Well, the biggest impact in keeping my skin sun safe wasn’t really a choice: I was an unathletic nerd in middle school and early high school with glasses, braces, headgear, and I loved to read. So, my spare time was spent curled up with a book instead of tanning. And there wasn’t a big tanning culture at my school or with my friends. Once I was in college I was aware of the concept of sun safety and starting using a facial sunscreen daily and was more cognizant of using sunscreen at the beach or lake.
Do you have any family members or friends who have been affected in any way by skin cancer and melanoma? How has that affected you in turn and motivated your work?
My patients have been the most influential on my career choice and motivation, although my husband’s family has strong skin cancer history.
Although your skin is probably perfect, how do you believe your spots tell a story?

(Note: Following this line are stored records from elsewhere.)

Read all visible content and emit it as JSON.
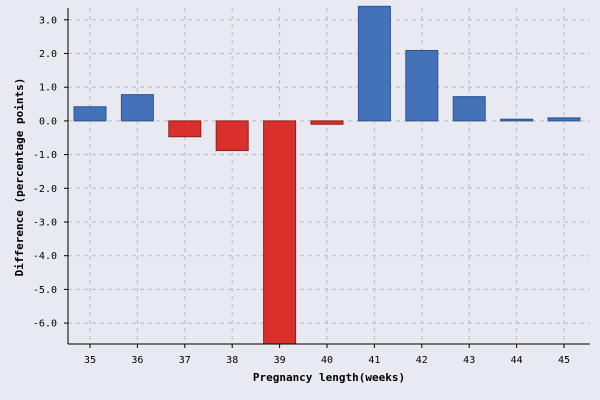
{
  "chart_data": {
    "type": "bar",
    "title": "",
    "xlabel": "Pregnancy length(weeks)",
    "ylabel": "Difference (percentage points)",
    "categories": [
      "35",
      "36",
      "37",
      "38",
      "39",
      "40",
      "41",
      "42",
      "43",
      "44",
      "45"
    ],
    "values": [
      0.42,
      0.78,
      -0.47,
      -0.88,
      -6.62,
      -0.1,
      3.4,
      2.09,
      0.72,
      0.05,
      0.09
    ],
    "ylim": [
      -6.62,
      3.35
    ],
    "yticks": [
      3.0,
      2.0,
      1.0,
      0.0,
      -1.0,
      -2.0,
      -3.0,
      -4.0,
      -5.0,
      -6.0
    ],
    "ytick_labels": [
      "3.0",
      "2.0",
      "1.0",
      "0.0",
      "-1.0",
      "-2.0",
      "-3.0",
      "-4.0",
      "-5.0",
      "-6.0"
    ],
    "grid": true,
    "colors": {
      "positive_fill": "#4472b8",
      "positive_edge": "#2c5591",
      "negative_fill": "#d9302b",
      "negative_edge": "#8e1f1c",
      "background": "#e9e9f1",
      "grid": "#b9b9c1"
    }
  }
}
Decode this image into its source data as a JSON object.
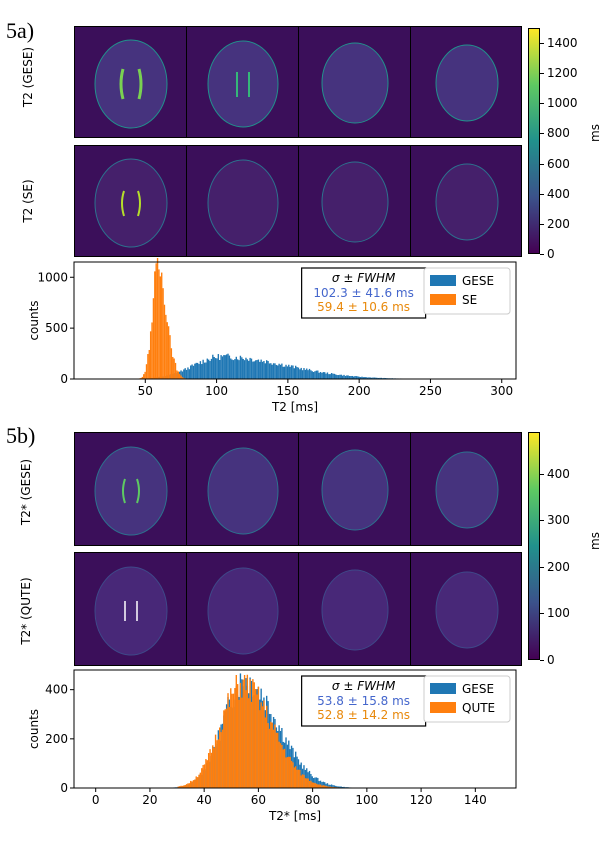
{
  "figure": {
    "panel_a": {
      "label": "5a)",
      "row_labels": [
        "T2 (GESE)",
        "T2 (SE)"
      ],
      "colorbar": {
        "ticks": [
          "0",
          "200",
          "400",
          "600",
          "800",
          "1000",
          "1200",
          "1400"
        ],
        "unit": "ms"
      }
    },
    "panel_b": {
      "label": "5b)",
      "row_labels": [
        "T2* (GESE)",
        "T2* (QUTE)"
      ],
      "colorbar": {
        "ticks": [
          "0",
          "100",
          "200",
          "300",
          "400"
        ],
        "unit": "ms"
      }
    }
  },
  "colors": {
    "gese": "#1f77b4",
    "se": "#ff7f0e",
    "stat_blue": "#4466cc",
    "stat_orange": "#e8890c",
    "map_bg": "#3b0f5a"
  },
  "chart_data": [
    {
      "type": "bar",
      "title": "",
      "xlabel": "T2 [ms]",
      "ylabel": "counts",
      "xlim": [
        0,
        310
      ],
      "ylim": [
        0,
        1150
      ],
      "xticks": [
        50,
        100,
        150,
        200,
        250,
        300
      ],
      "yticks": [
        0,
        500,
        1000
      ],
      "legend": "top-right",
      "stats_box": {
        "header": "σ  ±  FWHM",
        "lines": [
          "102.3 ±  41.6 ms",
          "59.4 ±  10.6 ms"
        ]
      },
      "series": [
        {
          "name": "GESE",
          "shape": {
            "peak": 104,
            "peak_value": 220,
            "sigma_left": 20,
            "sigma_right": 45,
            "tail": 300,
            "start": 35
          }
        },
        {
          "name": "SE",
          "shape": {
            "peak": 59,
            "peak_value": 1100,
            "sigma_left": 4,
            "sigma_right": 6,
            "tail": 90,
            "start": 30
          }
        }
      ]
    },
    {
      "type": "bar",
      "title": "",
      "xlabel": "T2* [ms]",
      "ylabel": "counts",
      "xlim": [
        -8,
        155
      ],
      "ylim": [
        0,
        480
      ],
      "xticks": [
        0,
        20,
        40,
        60,
        80,
        100,
        120,
        140
      ],
      "yticks": [
        0,
        200,
        400
      ],
      "legend": "top-right",
      "stats_box": {
        "header": "σ  ±  FWHM",
        "lines": [
          "53.8 ±  15.8 ms",
          "52.8 ±  14.2 ms"
        ]
      },
      "series": [
        {
          "name": "GESE",
          "shape": {
            "peak": 55,
            "peak_value": 440,
            "sigma_left": 8,
            "sigma_right": 12,
            "tail": 150,
            "start": 5
          }
        },
        {
          "name": "QUTE",
          "shape": {
            "peak": 54,
            "peak_value": 420,
            "sigma_left": 8,
            "sigma_right": 11,
            "tail": 150,
            "start": 30
          }
        }
      ]
    }
  ]
}
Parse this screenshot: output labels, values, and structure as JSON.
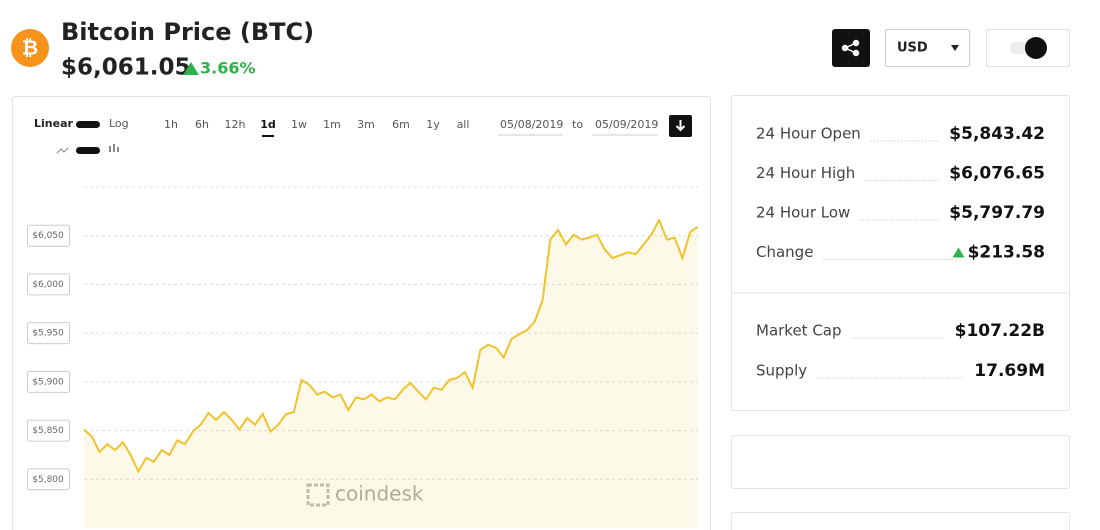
{
  "header": {
    "title": "Bitcoin Price (BTC)",
    "price": "$6,061.05",
    "change_pct": "3.66%"
  },
  "controls": {
    "scale_options": [
      "Linear",
      "Log"
    ],
    "ranges": [
      "1h",
      "6h",
      "12h",
      "1d",
      "1w",
      "1m",
      "3m",
      "6m",
      "1y",
      "all"
    ],
    "start_date": "05/08/2019",
    "date_separator": "to",
    "end_date": "05/09/2019",
    "currency": "USD"
  },
  "chart_data": {
    "type": "line",
    "color": "#f0c22b",
    "grid": true,
    "watermark": "coindesk",
    "ylim": [
      5750,
      6100
    ],
    "yticks": [
      {
        "value": 5800,
        "label": "$5,800"
      },
      {
        "value": 5850,
        "label": "$5,850"
      },
      {
        "value": 5900,
        "label": "$5,900"
      },
      {
        "value": 5950,
        "label": "$5,950"
      },
      {
        "value": 6000,
        "label": "$6,000"
      },
      {
        "value": 6050,
        "label": "$6,050"
      }
    ],
    "values": [
      5851,
      5844,
      5828,
      5836,
      5830,
      5838,
      5825,
      5808,
      5822,
      5818,
      5830,
      5825,
      5840,
      5836,
      5849,
      5856,
      5868,
      5861,
      5869,
      5861,
      5851,
      5863,
      5856,
      5867,
      5849,
      5856,
      5867,
      5869,
      5902,
      5897,
      5887,
      5890,
      5884,
      5887,
      5871,
      5884,
      5882,
      5887,
      5880,
      5884,
      5882,
      5892,
      5899,
      5890,
      5882,
      5894,
      5892,
      5902,
      5904,
      5910,
      5894,
      5933,
      5938,
      5935,
      5925,
      5944,
      5949,
      5953,
      5962,
      5984,
      6046,
      6056,
      6041,
      6051,
      6046,
      6048,
      6051,
      6036,
      6027,
      6030,
      6033,
      6031,
      6041,
      6051,
      6066,
      6046,
      6048,
      6027,
      6054,
      6059
    ]
  },
  "stats": {
    "rows": [
      {
        "label": "24 Hour Open",
        "value": "$5,843.42"
      },
      {
        "label": "24 Hour High",
        "value": "$6,076.65"
      },
      {
        "label": "24 Hour Low",
        "value": "$5,797.79"
      },
      {
        "label": "Change",
        "value": "$213.58"
      }
    ],
    "market_rows": [
      {
        "label": "Market Cap",
        "value": "$107.22B"
      },
      {
        "label": "Supply",
        "value": "17.69M"
      }
    ]
  }
}
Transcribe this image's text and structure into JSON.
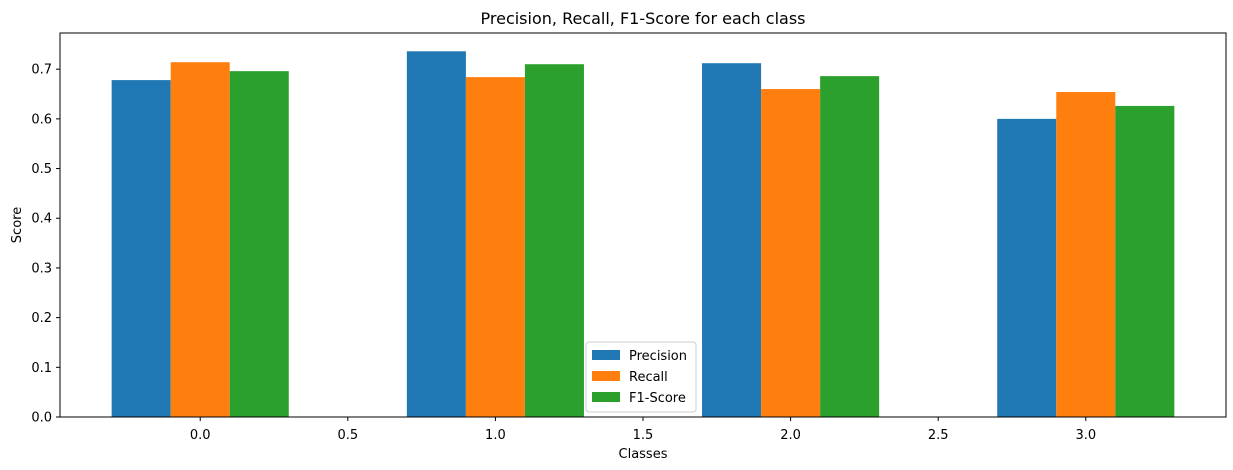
{
  "chart_data": {
    "type": "bar",
    "title": "Precision, Recall, F1-Score for each class",
    "xlabel": "Classes",
    "ylabel": "Score",
    "x_positions": [
      0,
      1,
      2,
      3
    ],
    "bar_width": 0.2,
    "series": [
      {
        "name": "Precision",
        "color": "#1f77b4",
        "values": [
          0.678,
          0.736,
          0.712,
          0.6
        ]
      },
      {
        "name": "Recall",
        "color": "#ff7f0e",
        "values": [
          0.714,
          0.684,
          0.66,
          0.654
        ]
      },
      {
        "name": "F1-Score",
        "color": "#2ca02c",
        "values": [
          0.696,
          0.71,
          0.686,
          0.626
        ]
      }
    ],
    "xlim": [
      -0.475,
      3.475
    ],
    "ylim": [
      0,
      0.7728
    ],
    "xticks": [
      "0.0",
      "0.5",
      "1.0",
      "1.5",
      "2.0",
      "2.5",
      "3.0"
    ],
    "xtick_values": [
      0,
      0.5,
      1,
      1.5,
      2,
      2.5,
      3
    ],
    "yticks": [
      "0.0",
      "0.1",
      "0.2",
      "0.3",
      "0.4",
      "0.5",
      "0.6",
      "0.7"
    ],
    "ytick_values": [
      0,
      0.1,
      0.2,
      0.3,
      0.4,
      0.5,
      0.6,
      0.7
    ],
    "grid": false,
    "legend_position": "lower center"
  }
}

In other words, how do your freckles, moles, or sun spots indicate who you are or your individuality?
I’m very proud that I live in my authentic skin – I consider the furrow between my brows a reflection of the compassion and concern that I share with my patients, and the crows feet that are appearing by my eyes a reflection of the joy that I find in every day.
After moving to Houston, both my husband I are much more aware of the sun than when we were living in Durham. We both use high spf sunscreen to our face (and to his bald head) daily; Keith is (or was, before our baby was born) an avid athlete, and we work together to help him exercise outside early in the morning with sun protective clothing and sunscreen; at triathlons he’s pretty easy to pick out of the leathered skin crowd with his translucent cave creature complexion!
What is the most rewarding aspect of your job? The most challenging?
I love caring for patients at all points along the melanoma spectrum. A lot of my younger early stage melanoma patients carry a lot of anxiety – especially young mothers who had to press to have their melanoma biopsied or excised. They feel enormous pressure that each of their moles is a “ticking time bomb” and that, because they found their first melanoma, and had to convince their doctor to remove it, only they can find their second. For these patients I commit to recognize their anxiety, name it, validate it, then lay out our plan for taking very good care of them moving forward.
And I also care for patients and their families with advanced melanoma that is no longer responding to chemotherapy or immunotherapy. I have visited their homes when hospice care has started and held their loved ones while they cry. The hardest part of my job is that melanoma takes people when they have so many rewarding years left to give.
What is one adjective to describe yourself ?
“I am gritty”
I have backbone and I have grit. My family comes from the coal mining country of Virginia and they didn’t shy away from challenges. Not infrequently I need to have tough conversations with my patients: I find an area on their skin that is concerning for a new melanoma or a metastatic melanoma deposit. We always discuss those concerns up front so my patients know exactly what I’m thinking and the next steps in our plan to take good care of them. As soon as their results return I touch base with the rest of their melanoma team, refine their treatment plan, and call them personally to relay the next steps. Are those conversations tough? Absolutely. Are they at the core of my personal mission to connect personally with my patients? Without a doubt.